Use quotation marks for a piece that lives inside a larger container, like a page inside a website. Use italics for a stand-alone work, like a book, a report, or a whole website when you’re citing the site as the work.

Forcing a page number onto a web source

If the source doesn’t have stable pages, don’t invent them. Leave the locator out, or use a time stamp for media. Your teacher may allow paragraph numbers in some cases, yet MLA doesn’t require you to add them.

Not matching the first word between in-text and Works Cited

This is the big one. If your Works Cited entry starts with “Electric Cars,” your in-text citation can’t start with “Cars.” Start both with the same word so the reader can find it fast.

If There Is No Author How Do You Cite MLA? checklist

Use this checklist when you’re polishing a draft. It keeps your choices consistent across every citation, even when you’ve got a mix of books, web pages, and media.

if there is no author how do you cite mla?

Check What to look for Quick fix
Author scan A person or group is clearly responsible Use that name as author; don’t switch to title
Title match In-text starts with same first word as Works Cited Rewrite the shortened title to match the entry
Correct title style Quotes for short works, italics for stand-alone works Swap quotes/italics and keep it consistent
Container details Website name, publisher, date, and URL are present Add missing container parts in correct order
Locator choice Page numbers only when they exist Remove fake pages; add time stamp if needed
Alphabetizing Works Cited is sorted by the first element of each entry Resort the list after you change an entry start
Duplicate titles Two entries would file under the same shortened title Add one more word to the shortened title
Hanging indent Second line of each entry is indented in your doc Turn on hanging indent in your word processor

Mini templates you can paste and then tailor

Templates save time, yet they work only if you plug in real details from your source. Keep the punctuation, then swap the content. After you paste, do one last pass for title matching so your in-text citations point to the right entry.

Web page, no author

“Page Title.” Website Name, Day Month Year, URL.

Online article, no author

“Article Title.” Site or Publication, Day Month Year, URL.
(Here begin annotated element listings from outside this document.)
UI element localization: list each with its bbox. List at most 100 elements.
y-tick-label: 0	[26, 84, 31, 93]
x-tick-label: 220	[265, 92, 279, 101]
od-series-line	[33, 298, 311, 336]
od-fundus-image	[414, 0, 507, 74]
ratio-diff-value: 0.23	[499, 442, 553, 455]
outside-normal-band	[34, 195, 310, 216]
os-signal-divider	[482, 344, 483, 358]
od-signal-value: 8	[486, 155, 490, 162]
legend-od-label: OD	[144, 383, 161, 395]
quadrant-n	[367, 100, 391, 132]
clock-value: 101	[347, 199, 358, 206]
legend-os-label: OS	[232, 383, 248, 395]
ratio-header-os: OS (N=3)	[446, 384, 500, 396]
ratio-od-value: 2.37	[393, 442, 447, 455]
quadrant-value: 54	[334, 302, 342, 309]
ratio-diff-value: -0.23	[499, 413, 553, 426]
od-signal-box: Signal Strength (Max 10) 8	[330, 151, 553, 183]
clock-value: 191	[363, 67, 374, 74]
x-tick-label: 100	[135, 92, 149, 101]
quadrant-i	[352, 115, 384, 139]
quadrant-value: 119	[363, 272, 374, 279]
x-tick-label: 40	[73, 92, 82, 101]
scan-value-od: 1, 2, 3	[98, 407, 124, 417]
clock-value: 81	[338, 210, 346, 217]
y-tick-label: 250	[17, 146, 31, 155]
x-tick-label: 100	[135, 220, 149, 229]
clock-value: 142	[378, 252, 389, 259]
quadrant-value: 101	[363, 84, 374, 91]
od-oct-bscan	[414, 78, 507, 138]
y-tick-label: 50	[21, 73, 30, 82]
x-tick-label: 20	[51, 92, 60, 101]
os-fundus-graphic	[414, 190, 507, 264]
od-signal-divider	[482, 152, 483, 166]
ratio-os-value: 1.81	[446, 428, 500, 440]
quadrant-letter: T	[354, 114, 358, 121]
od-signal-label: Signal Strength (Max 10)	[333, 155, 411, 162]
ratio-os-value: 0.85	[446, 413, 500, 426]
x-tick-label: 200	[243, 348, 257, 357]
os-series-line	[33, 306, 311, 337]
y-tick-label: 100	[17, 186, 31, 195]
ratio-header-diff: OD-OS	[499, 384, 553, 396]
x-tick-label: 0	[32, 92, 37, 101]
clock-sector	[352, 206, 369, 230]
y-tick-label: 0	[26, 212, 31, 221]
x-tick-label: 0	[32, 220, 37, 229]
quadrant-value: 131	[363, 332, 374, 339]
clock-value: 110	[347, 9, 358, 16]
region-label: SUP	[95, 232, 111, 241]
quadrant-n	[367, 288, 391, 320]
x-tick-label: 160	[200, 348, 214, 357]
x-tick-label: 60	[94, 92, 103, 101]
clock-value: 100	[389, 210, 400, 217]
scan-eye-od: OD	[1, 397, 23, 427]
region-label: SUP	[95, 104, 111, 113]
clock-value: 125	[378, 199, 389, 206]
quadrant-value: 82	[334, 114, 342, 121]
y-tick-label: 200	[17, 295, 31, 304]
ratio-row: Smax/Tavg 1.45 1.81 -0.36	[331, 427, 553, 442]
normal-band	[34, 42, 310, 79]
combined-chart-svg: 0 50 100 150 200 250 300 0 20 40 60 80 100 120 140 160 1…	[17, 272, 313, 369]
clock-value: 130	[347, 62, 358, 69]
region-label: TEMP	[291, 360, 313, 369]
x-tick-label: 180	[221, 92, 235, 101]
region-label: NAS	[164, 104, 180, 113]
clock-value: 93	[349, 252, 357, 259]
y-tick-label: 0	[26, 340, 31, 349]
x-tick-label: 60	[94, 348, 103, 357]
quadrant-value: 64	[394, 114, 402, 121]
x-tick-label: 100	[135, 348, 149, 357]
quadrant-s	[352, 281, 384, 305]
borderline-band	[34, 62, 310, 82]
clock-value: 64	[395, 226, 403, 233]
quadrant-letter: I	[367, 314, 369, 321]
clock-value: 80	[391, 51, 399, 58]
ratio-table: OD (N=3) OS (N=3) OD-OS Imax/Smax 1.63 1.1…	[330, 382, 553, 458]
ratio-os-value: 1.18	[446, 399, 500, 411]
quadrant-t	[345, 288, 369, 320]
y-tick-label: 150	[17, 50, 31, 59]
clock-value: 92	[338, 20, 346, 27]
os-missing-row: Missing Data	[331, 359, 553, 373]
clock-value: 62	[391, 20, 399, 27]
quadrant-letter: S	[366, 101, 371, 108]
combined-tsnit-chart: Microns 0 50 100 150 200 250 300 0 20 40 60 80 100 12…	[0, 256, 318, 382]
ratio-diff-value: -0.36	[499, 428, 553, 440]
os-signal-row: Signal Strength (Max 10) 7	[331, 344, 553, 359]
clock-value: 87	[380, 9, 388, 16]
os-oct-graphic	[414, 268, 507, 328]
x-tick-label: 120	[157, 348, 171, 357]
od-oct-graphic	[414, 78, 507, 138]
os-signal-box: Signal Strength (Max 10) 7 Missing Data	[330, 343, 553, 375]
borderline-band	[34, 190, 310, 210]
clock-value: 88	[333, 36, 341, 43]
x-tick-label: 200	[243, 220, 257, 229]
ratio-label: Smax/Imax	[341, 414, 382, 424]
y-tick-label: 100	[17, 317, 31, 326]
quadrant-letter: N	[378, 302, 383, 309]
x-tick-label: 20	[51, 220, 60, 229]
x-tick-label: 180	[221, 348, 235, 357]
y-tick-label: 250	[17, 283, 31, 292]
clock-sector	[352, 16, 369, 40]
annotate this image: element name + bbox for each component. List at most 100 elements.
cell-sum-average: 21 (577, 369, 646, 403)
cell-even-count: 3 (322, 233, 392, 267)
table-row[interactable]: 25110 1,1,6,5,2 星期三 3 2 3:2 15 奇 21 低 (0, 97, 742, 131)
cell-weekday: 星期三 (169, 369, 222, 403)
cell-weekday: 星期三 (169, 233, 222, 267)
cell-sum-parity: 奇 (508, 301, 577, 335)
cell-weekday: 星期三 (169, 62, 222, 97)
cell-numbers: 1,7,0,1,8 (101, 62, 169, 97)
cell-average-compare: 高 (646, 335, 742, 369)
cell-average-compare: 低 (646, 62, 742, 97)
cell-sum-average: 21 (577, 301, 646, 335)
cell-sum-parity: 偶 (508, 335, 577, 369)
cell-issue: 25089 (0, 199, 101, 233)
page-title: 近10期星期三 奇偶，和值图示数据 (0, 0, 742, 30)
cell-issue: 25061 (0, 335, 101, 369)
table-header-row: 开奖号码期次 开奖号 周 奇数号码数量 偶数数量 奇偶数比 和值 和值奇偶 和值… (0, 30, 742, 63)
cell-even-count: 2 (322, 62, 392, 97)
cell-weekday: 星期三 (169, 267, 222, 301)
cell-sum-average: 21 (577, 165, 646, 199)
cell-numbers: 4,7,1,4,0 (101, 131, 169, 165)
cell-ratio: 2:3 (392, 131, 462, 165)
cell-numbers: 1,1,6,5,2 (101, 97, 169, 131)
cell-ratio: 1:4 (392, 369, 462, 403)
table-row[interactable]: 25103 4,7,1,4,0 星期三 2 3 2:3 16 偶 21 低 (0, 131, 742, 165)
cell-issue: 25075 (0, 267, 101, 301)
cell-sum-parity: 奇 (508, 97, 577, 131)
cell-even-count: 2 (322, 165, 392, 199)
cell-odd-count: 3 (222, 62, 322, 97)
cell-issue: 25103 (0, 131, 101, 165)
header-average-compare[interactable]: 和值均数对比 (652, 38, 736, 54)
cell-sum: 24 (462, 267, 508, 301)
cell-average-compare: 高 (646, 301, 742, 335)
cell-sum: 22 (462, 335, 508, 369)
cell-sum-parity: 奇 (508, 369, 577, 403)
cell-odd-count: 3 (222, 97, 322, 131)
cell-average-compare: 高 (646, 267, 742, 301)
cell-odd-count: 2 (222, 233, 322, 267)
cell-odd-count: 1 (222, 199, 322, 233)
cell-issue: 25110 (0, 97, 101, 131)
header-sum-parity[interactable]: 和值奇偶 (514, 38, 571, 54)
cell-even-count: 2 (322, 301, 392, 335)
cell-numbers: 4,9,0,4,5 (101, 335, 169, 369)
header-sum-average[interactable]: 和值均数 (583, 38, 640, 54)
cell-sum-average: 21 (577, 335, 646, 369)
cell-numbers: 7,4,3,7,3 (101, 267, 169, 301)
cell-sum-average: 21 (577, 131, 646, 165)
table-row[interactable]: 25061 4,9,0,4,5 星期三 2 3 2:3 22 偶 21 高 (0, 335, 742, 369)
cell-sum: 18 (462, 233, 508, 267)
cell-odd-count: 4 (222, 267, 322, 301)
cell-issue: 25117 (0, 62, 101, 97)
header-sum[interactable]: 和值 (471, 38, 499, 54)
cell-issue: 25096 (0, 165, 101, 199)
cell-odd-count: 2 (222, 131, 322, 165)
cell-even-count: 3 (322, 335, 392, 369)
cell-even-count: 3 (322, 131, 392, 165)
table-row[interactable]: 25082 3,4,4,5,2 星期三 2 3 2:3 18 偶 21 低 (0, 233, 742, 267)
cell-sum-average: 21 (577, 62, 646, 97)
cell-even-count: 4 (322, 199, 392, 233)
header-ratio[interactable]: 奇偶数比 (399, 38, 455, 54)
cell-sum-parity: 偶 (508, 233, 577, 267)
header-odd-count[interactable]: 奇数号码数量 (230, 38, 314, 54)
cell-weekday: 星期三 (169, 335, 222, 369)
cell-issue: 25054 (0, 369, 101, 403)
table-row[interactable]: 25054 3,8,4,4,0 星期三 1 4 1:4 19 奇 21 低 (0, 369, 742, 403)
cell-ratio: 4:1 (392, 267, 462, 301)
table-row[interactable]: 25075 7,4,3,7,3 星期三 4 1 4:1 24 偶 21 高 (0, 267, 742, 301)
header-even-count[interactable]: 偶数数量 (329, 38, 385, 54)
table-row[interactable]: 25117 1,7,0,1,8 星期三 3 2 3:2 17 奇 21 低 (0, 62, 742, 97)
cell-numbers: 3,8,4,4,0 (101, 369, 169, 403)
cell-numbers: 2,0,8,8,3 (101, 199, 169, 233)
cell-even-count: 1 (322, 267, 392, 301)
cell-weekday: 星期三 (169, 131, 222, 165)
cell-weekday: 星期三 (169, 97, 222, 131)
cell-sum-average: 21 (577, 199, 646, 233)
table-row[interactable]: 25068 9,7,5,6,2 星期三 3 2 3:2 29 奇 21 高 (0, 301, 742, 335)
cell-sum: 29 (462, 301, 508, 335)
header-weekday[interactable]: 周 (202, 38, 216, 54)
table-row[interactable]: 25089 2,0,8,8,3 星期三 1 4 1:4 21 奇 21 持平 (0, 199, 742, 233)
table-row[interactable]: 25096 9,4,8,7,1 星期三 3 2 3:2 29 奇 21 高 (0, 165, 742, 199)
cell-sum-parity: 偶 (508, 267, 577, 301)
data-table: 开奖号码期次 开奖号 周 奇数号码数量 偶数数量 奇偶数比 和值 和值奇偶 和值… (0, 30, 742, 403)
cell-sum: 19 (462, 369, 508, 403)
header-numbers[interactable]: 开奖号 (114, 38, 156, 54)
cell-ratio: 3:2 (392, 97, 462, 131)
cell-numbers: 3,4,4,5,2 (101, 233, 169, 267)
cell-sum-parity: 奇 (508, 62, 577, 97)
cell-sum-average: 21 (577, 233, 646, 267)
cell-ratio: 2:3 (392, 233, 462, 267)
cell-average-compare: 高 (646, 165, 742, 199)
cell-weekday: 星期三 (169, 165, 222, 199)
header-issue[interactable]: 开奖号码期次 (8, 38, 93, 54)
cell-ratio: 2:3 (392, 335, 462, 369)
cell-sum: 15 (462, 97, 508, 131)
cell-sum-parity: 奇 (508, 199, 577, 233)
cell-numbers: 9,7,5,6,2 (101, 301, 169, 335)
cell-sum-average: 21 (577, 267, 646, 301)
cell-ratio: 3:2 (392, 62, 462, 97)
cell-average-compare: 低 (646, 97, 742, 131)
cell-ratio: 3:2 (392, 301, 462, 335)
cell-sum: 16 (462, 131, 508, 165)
Report, organization author

Organization Name. Report Title. Publisher, Year, URL.

Video

“Video Title.” Platform, uploaded by Channel Name, Day Month Year, URL.

Quick self-check before you turn it in

Read each in-text citation and ask one question: “Can I find the matching Works Cited entry in one glance?” If the answer is yes, you’re set. If it’s no, adjust the shortened title until it points straight to the first word of the entry. That small fix is what makes no-author MLA citations look clean.